Jim Calhoun

Today is the last day of Jim Calhoun’s remarkable career as UConn’s head basketball coach.  While the day will be spent looking back on the almost unfathomable job he did building UConn into a national power, let us not forget the about the black marks that will forever tarnish his legacy.

Now, I don’t want this to come off as a negative.  The NCAA championship in 1999 was one of my top sports moment.  The win in 2004 was as great as it could get, combined with Geno and his Husky Womens’ title, it made CT the center of the hoops world.  The 3rd and final championship was so surprising and so special in hindsight, Calhoun probably should have hung it up as soon as he cut down the net.

After the 2004 season, UConn seemed to go away from what made them great: finding hidden gems and hardworking kids who bought into what Coach was selling.  Instead, the program started to go after high risk/high reward talent.  I think Calhoun had such a run of taking any recruit and turning them into “UConn Players” he started to believe that any kid could be saved.  As it turns out, Nate Miles, a kid who never but on the husky blues, was where his legacy began to unravel.

Enough of that though.  While almost every long-lasting coach (Paterno, Bowden, etc) has some sorta skeletons in the closet, I think it’s only fair to focus on what he accomplished here.  Something that a majority of pundits thought was impossible.  He single handedly turned a mediocre regional basketball program into a top-ten program in as little as 10 yrs.  UConn went from recruiting 2nd level New England talent to some of the best in the country like Ray Allen, Richard Hamilton, Donyell Marshall and Kemba Walker.  He was able to go over seas and grab players like Doron Sheffer and Nadav Henefeld that helped shape his legacy.  No one can ever take away his numerous Big East titles and his three championships.  No one can ever deny the fact that He and his wife have spent countless hours giving back to the people of CT through his various charities.

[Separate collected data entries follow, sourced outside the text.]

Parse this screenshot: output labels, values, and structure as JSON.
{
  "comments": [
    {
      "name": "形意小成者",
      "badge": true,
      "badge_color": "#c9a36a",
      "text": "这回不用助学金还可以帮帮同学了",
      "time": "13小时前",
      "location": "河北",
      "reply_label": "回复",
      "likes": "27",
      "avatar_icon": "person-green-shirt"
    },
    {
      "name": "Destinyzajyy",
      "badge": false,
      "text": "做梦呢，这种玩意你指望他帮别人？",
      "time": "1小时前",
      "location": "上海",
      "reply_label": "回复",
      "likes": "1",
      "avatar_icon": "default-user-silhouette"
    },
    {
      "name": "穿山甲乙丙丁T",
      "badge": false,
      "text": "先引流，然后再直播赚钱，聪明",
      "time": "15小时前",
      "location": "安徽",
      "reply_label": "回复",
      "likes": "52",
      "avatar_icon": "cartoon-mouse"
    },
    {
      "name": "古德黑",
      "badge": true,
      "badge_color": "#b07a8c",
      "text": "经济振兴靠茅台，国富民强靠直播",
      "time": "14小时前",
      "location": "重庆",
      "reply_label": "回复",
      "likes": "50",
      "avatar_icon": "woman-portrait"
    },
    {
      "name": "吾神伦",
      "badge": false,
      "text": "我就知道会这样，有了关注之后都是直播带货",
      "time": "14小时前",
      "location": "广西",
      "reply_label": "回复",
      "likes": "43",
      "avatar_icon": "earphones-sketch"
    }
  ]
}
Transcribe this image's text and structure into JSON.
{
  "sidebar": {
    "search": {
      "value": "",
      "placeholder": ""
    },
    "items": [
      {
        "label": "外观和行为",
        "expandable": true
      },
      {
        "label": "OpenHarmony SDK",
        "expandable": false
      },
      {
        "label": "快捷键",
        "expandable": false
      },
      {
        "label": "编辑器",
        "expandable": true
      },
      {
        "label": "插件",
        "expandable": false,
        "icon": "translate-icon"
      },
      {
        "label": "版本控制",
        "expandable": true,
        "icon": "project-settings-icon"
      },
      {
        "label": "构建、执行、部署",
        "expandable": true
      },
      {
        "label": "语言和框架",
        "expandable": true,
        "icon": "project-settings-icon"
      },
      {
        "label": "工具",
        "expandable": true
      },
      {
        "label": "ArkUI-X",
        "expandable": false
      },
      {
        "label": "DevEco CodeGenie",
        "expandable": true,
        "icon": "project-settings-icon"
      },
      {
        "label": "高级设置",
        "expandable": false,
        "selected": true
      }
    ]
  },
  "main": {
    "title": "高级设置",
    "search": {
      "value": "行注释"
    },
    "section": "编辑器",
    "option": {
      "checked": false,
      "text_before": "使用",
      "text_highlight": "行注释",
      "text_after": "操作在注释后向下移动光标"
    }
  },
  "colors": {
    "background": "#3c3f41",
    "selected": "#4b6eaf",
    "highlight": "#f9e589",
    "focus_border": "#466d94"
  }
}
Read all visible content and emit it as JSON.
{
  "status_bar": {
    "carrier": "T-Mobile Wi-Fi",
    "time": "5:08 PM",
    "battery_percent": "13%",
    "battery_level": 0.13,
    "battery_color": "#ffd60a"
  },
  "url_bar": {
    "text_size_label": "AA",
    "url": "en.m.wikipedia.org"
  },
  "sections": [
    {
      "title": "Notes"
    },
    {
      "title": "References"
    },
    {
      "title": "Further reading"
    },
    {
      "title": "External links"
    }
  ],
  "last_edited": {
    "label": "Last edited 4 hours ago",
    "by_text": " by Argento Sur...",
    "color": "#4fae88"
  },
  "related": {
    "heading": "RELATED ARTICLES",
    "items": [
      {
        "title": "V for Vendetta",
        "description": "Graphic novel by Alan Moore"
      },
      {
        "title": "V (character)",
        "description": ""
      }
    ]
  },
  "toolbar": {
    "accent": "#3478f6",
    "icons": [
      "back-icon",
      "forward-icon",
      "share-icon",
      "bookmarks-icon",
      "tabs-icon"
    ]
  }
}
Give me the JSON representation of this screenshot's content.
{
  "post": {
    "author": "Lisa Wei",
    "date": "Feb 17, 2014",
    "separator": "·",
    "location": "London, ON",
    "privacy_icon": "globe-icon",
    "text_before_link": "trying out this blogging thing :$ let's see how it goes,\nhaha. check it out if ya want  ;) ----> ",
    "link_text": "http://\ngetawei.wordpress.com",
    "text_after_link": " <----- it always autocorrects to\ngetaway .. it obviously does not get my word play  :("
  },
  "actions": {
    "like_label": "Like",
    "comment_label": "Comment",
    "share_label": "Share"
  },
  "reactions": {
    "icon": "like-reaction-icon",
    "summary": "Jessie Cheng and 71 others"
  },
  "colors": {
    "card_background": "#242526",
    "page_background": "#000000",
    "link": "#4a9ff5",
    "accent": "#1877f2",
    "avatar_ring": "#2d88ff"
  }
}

Unfortunately, as much good as the man did, there are plenty of detractors and readers of my blog know I am one of them.  While he did prove me wrong last year, the previous few I thought he was done.  Between his health issues and his poor recruiting choices, I thought he had passed his prime.  Lets be real too, if it wasn’t for the miraculous play of Kemba, that 3rd ring would not be on his finger.  Here is what I wrote about 18 months ago.

While I was only four months off, it still holds true.  To use a sports term, his legacy is what it is.  With the good comes the bad.  No matter what you think of him you can’t argue with the unfounded success he leaves behind at UConn.

In my heart, we’ll always have 1999!